Using the same nixosConfiguration for different build systems

I’m converting my nix code from flake-utils to flake-parts. The code generates images for flashing on aarch64-linux devices. Those devices are described in the top-level flake.nix in the nixosConfigurations attribute.

flake-utils was adding the (build) system name to nixosConfigurations, which was breaking nix flake check. But apart from that, everything looked neat and simple. The system value was available inside the nixosConfiguration definition, which used it for individual configurations:

pkgs = import nixpkgs {inherit system;};
cross-config = modules:
  pkgs.pkgsCross.aarch64-multiplatform.nixos {imports = modules;};

With flake-parts (or if I just stop using flake-utils), system is no longer visible in nixosConfiguration. That leaves me with several options, neither of which is very appealing.

  1. Use separate configurations based on the build system. For instance, devkit splits into x86_64-linux-devkit and aarch64-linux-devkit. That’s what flake-utils was doing behind the scenes, but now it becomes visible and misleading, as x86_64-linux-devkit is an image for aarch64-linux built on an x86_64-linux machine.

  2. Limit the build system to x86_64-linux. That would interfere with our plan to use Asahi Linux (aarch64-linux) for the build eventually.

  3. Use impure build so I can do simply import nixpkgs; without specifying the build system.

I hope to find some way do define nixosConfigurations without depending on system. That would be the best.

I’ve made a GitHub repository specifically for this topic to illustrate what I’m trying to do:

You can see what I have originally. That’s a greatly simplified example, of course, but it shows the issues I’m trying to fix: https://github.com/proski/flake-os-demo/tree/main/flake-utils-original

I’m going to add similar directories to illustrate the approaches I have tried so far.

After spending a lot of time on different approaches, I realized a simple fact. nixosConfiguration is too rigid. It doesn’t accept any information about the build system, whether it’s the host platform or the build platform. The host platform is known, but the build platform can only be recovered using means that are considered impure.

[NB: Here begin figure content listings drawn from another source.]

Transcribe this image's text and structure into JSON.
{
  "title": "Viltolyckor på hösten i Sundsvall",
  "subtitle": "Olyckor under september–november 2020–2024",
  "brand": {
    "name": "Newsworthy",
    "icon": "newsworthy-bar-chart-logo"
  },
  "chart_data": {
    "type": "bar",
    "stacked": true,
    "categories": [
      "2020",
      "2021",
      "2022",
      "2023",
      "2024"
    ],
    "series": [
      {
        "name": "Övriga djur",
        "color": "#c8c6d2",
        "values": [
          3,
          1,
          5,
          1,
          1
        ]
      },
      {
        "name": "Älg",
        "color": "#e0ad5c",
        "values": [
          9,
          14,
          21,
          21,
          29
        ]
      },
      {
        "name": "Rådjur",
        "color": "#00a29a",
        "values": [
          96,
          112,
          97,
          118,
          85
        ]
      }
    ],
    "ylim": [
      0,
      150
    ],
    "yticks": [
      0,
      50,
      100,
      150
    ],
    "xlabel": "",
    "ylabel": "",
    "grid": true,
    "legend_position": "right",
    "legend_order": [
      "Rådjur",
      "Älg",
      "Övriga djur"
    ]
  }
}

Indeed, let’s consider the packages output after flake-parts expansion:

packages.devkit.aarch64-linux = nixosConfigurations.devkit.config.system.build.toplevel;
packages.devkit.x86_64-linux = nixosConfigurations.devkit.config.system.build.toplevel;

Two attributes are assigned the same value. The right hand side is not aware of the left hand side, of pkgs, system etc.

At this point, my best option is probably to stop using nixosConfiguration, as it’s too rigid for my use case.

I can only use nixosConfiguration if I solve one of the following problems, but I’m not too optimistic:

  • Find a way to pass the build system to the derivation (toplevel is this case).
  • Find a way to get the build platform the way it’s not considered impure.